ケニアのキクユ族等にとって不運だったのは、この時期の英本国政府が、植民地「解放」に理解のあったアトリー(Clement Attlee。1883??1967年。1945??51年首相(労働党))とマクミラン(Harold Macmillan(1894??1986年。1957??63年首相(保守党))の両政権に挟まれた、「帝国主義者」のチャーチル(Winston Churchill。1874??1965年。1940??45年、1951??55年首相(保守党))とイーデン(Anthony Eden。1897??1977年。1955??57年首相(保守党)。スエズ出兵の「失敗」で退陣)の政権であったことです。
 それにしても、この時期の英本国はどうかしていました。
 「蛮行」について新聞は黙して語らず、議会ではわずか二名を除き「蛮行」を取り上げる議員はいませんでしたし、関係閣僚も官僚も「蛮行」から目をそらし続けたのですから。
 ですから、マウマウ団のメンバーはテロリストではなく(ジュネーブ条約の保護を受ける)戦闘員なのかもしれない、というケニア植民地当局からの問題提起も一顧だにされることはありませんでした。

3 エピローグ

 独立後のケニアの歴代政府はKAUの政府であり、マウマウ団に対する犯罪集団・テロリストとしての位置づけが変わることはありませんでした。

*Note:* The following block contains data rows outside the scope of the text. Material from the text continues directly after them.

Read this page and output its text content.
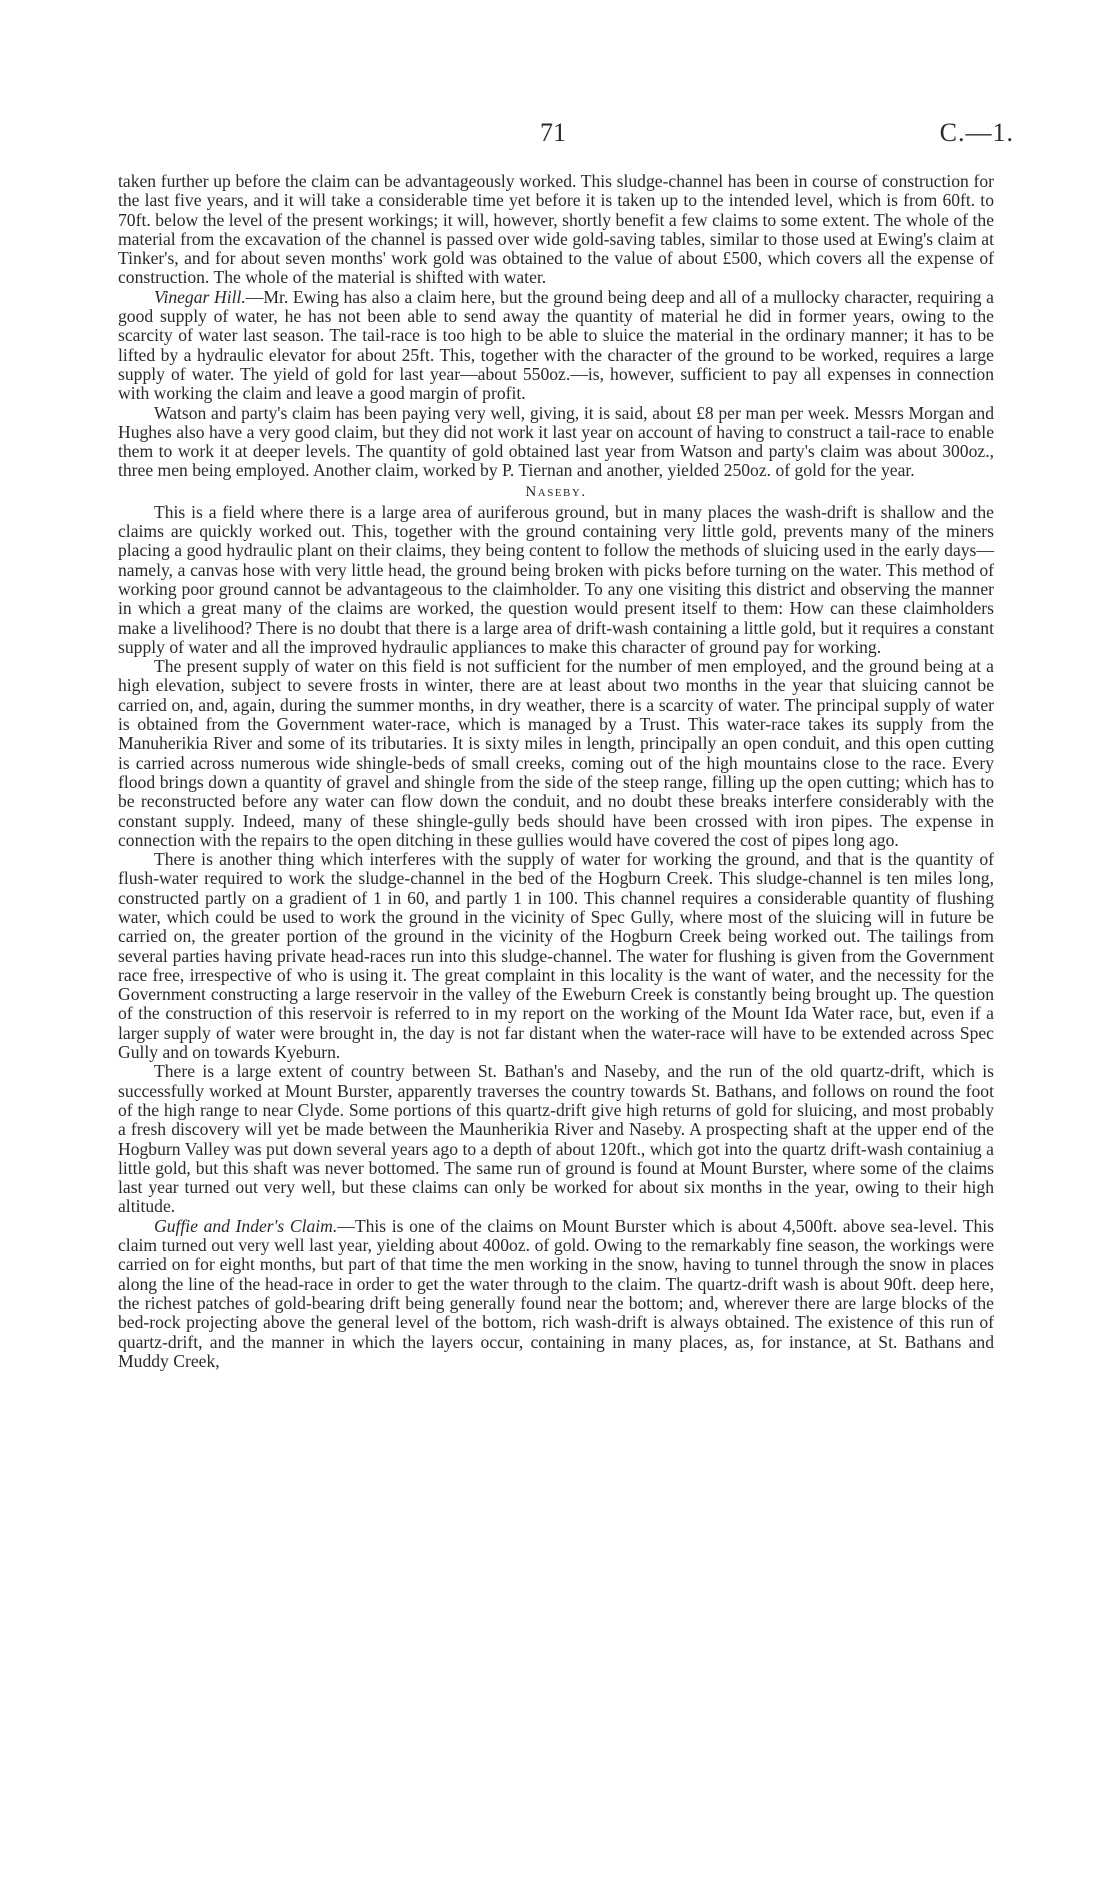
71	C.—1.

taken further up before the claim can be advantageously worked. This sludge-channel has been in course of construction for the last five years, and it will take a considerable time yet before it is taken up to the intended level, which is from 60ft. to 70ft. below the level of the present workings; it will, however, shortly benefit a few claims to some extent. The whole of the material from the excavation of the channel is passed over wide gold-saving tables, similar to those used at Ewing's claim at Tinker's, and for about seven months' work gold was obtained to the value of about £500, which covers all the expense of construction. The whole of the material is shifted with water.

Vinegar Hill.—Mr. Ewing has also a claim here, but the ground being deep and all of a mullocky character, requiring a good supply of water, he has not been able to send away the quantity of material he did in former years, owing to the scarcity of water last season. The tail-race is too high to be able to sluice the material in the ordinary manner; it has to be lifted by a hydraulic elevator for about 25ft. This, together with the character of the ground to be worked, requires a large supply of water. The yield of gold for last year—about 550oz.—is, however, sufficient to pay all expenses in connection with working the claim and leave a good margin of profit.

Watson and party's claim has been paying very well, giving, it is said, about £8 per man per week. Messrs Morgan and Hughes also have a very good claim, but they did not work it last year on account of having to construct a tail-race to enable them to work it at deeper levels. The quantity of gold obtained last year from Watson and party's claim was about 300oz., three men being employed. Another claim, worked by P. Tiernan and another, yielded 250oz. of gold for the year.

Naseby.

This is a field where there is a large area of auriferous ground, but in many places the wash-drift is shallow and the claims are quickly worked out. This, together with the ground containing very little gold, prevents many of the miners placing a good hydraulic plant on their claims, they being content to follow the methods of sluicing used in the early days—namely, a canvas hose with very little head, the ground being broken with picks before turning on the water. This method of working poor ground cannot be advantageous to the claimholder. To any one visiting this district and observing the manner in which a great many of the claims are worked, the question would present itself to them: How can these claimholders make a livelihood? There is no doubt that there is a large area of drift-wash containing a little gold, but it requires a constant supply of water and all the improved hydraulic appliances to make this character of ground pay for working.

The present supply of water on this field is not sufficient for the number of men employed, and the ground being at a high elevation, subject to severe frosts in winter, there are at least about two months in the year that sluicing cannot be carried on, and, again, during the summer months, in dry weather, there is a scarcity of water. The principal supply of water is obtained from the Government water-race, which is managed by a Trust. This water-race takes its supply from the Manuherikia River and some of its tributaries. It is sixty miles in length, principally an open conduit, and this open cutting is carried across numerous wide shingle-beds of small creeks, coming out of the high mountains close to the race. Every flood brings down a quantity of gravel and shingle from the side of the steep range, filling up the open cutting; which has to be reconstructed before any water can flow down the conduit, and no doubt these breaks interfere considerably with the constant supply. Indeed, many of these shingle-gully beds should have been crossed with iron pipes. The expense in connection with the repairs to the open ditching in these gullies would have covered the cost of pipes long ago.

There is another thing which interferes with the supply of water for working the ground, and that is the quantity of flush-water required to work the sludge-channel in the bed of the Hogburn Creek. This sludge-channel is ten miles long, constructed partly on a gradient of 1 in 60, and partly 1 in 100. This channel requires a considerable quantity of flushing water, which could be used to work the ground in the vicinity of Spec Gully, where most of the sluicing will in future be carried on, the greater portion of the ground in the vicinity of the Hogburn Creek being worked out. The tailings from several parties having private head-races run into this sludge-channel. The water for flushing is given from the Government race free, irrespective of who is using it. The great complaint in this locality is the want of water, and the necessity for the Government constructing a large reservoir in the valley of the Eweburn Creek is constantly being brought up. The question of the construction of this reservoir is referred to in my report on the working of the Mount Ida Water race, but, even if a larger supply of water were brought in, the day is not far distant when the water-race will have to be extended across Spec Gully and on towards Kyeburn.

There is a large extent of country between St. Bathan's and Naseby, and the run of the old quartz-drift, which is successfully worked at Mount Burster, apparently traverses the country towards St. Bathans, and follows on round the foot of the high range to near Clyde. Some portions of this quartz-drift give high returns of gold for sluicing, and most probably a fresh discovery will yet be made between the Maunherikia River and Naseby. A prospecting shaft at the upper end of the Hogburn Valley was put down several years ago to a depth of about 120ft., which got into the quartz drift-wash containiug a little gold, but this shaft was never bottomed. The same run of ground is found at Mount Burster, where some of the claims last year turned out very well, but these claims can only be worked for about six months in the year, owing to their high altitude.

Guffie and Inder's Claim.—This is one of the claims on Mount Burster which is about 4,500ft. above sea-level. This claim turned out very well last year, yielding about 400oz. of gold. Owing to the remarkably fine season, the workings were carried on for eight months, but part of that time the men working in the snow, having to tunnel through the snow in places along the line of the head-race in order to get the water through to the claim. The quartz-drift wash is about 90ft. deep here, the richest patches of gold-bearing drift being generally found near the bottom; and, wherever there are large blocks of the bed-rock projecting above the general level of the bottom, rich wash-drift is always obtained. The existence of this run of quartz-drift, and the manner in which the layers occur, containing in many places, as, for instance, at St. Bathans and Muddy Creek,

 2002年に、独立以来ケニアで初めて非KAU政権が生まれ、ようやくマウマウ団を再評価しようという気運が生まれ、翌2003年にマウマウ禁止法が廃止され、殺害されたマウマウ団指導者達の埋葬場所を発見し、しかるべき墓所に埋葬し直そうという論議も行われるようになりました。そしてエルキンスとアンダーソンによる二冊の本の登場、とあいなるわけです。
 それにしても、わずか植民者32名が殺されただけなのにその(500倍から)5000倍以上の(1万数千人から)十数万人の原住民を殺戮するところ、かつまた原住民を一段劣った存在として動物視したり精神病者扱いしたりするところ、に英国の植民地統治、ひいては欧米の植民地統治の本質が現れていますね。
 改めて「優れていた」日本の植民地統治に胸を張りたくなってくるのは、私だけではありますまい。